UFT to City Council: City should comply with new governance law

Teachers’ union president Michael Mulgrew will urge the Department of Education to return superintendents to their districts when he testifies before the City Council tomorrow.

In the wake of new school governance legislation passed this summer, the City Council Education Committee is holding a hearing tomorrow on whether the city is complying with changes in the law. Among those changes is a revised role for superintendents and new powers for the citywide school board, which is now legally empowered to vote on certain contracts.

In draft comments released to reporters this afternoon, the United Federation of Teachers expresses “grave concern” that the DOE is ignoring what few changes were made to the law.

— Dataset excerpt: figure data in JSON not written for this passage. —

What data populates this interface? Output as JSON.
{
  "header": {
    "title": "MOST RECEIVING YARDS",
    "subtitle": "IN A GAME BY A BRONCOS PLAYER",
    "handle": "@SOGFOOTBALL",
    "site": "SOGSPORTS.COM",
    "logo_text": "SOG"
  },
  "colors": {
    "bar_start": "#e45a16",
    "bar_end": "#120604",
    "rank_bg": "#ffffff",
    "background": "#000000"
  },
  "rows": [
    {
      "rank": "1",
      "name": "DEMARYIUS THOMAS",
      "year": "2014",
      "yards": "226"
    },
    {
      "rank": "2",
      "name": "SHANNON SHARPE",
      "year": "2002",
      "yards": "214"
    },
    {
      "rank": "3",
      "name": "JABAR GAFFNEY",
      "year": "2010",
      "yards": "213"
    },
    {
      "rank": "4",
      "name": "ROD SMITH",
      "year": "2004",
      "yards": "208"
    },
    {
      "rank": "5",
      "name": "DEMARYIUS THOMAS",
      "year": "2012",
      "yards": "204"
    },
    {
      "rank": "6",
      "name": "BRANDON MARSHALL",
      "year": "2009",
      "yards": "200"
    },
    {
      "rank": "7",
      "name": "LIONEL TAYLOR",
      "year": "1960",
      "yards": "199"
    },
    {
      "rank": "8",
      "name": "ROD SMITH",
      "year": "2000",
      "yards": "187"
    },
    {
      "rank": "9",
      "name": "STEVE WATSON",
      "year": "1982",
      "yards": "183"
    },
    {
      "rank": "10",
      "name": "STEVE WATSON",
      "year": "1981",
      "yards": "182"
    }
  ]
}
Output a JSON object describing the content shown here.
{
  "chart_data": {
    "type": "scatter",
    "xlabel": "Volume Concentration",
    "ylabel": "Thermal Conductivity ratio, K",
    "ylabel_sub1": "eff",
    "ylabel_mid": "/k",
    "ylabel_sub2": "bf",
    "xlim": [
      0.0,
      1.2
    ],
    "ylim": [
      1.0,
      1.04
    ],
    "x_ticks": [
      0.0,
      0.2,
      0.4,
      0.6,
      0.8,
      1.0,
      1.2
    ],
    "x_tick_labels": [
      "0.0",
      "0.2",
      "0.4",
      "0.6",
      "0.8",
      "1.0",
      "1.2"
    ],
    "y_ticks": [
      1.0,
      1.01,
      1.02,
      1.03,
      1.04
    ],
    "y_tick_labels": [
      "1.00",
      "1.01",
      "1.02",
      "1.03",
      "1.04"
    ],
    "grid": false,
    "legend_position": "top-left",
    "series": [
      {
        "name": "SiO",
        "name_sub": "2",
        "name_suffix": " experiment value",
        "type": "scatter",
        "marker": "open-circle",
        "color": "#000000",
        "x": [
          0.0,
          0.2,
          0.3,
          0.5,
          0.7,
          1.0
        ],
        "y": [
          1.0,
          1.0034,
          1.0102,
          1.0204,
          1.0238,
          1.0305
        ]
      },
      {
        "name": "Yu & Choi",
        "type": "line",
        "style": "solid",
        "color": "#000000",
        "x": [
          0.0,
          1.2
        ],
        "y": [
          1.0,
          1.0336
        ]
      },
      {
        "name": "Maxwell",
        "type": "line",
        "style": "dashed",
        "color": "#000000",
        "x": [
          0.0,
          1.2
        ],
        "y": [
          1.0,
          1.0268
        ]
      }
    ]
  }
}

The UFT will argue that the city is not complying with a provision of the law that calls for superintendents to work within the districts where they are assigned, rather than in districts throughout the city. According to the union, the superintendents in districts 26 and 25, both in Queens, are still being made to answer for the performance of over a dozen schools outside of their districts. In an extreme example, the union says that all of the schools supervised by the superintendent for district 30 are outside of her district. The union’s draft statement reads:

“I wish I could say they can’t be serious, but my experience tells me otherwise.  How can a superintendent supervise his own schools when given responsibility for over 15 schools in another district? … I’m here to tell you — it currently doesn’t measure up to the standards set forth in the new governance law.  It doesn’t even come close.”

The UFT is also planning to criticize the DOE for limiting the Panel for Educational Policy’s access to the contracts it’s required to vote on, and to ask that PEP meetings be held in a larger venue. Its prepared statement reads:

PEP board members are called upon to pass multi-million dollar contracts — some no-bid agreements — on the basis of contract summaries without full disclosure, and with virtually no discussion or true deliberation. How do they really know what they’re voting on?  Where is the rigorous policy review? All contracts were approved, even over the contentious objections of dissident PEP board members.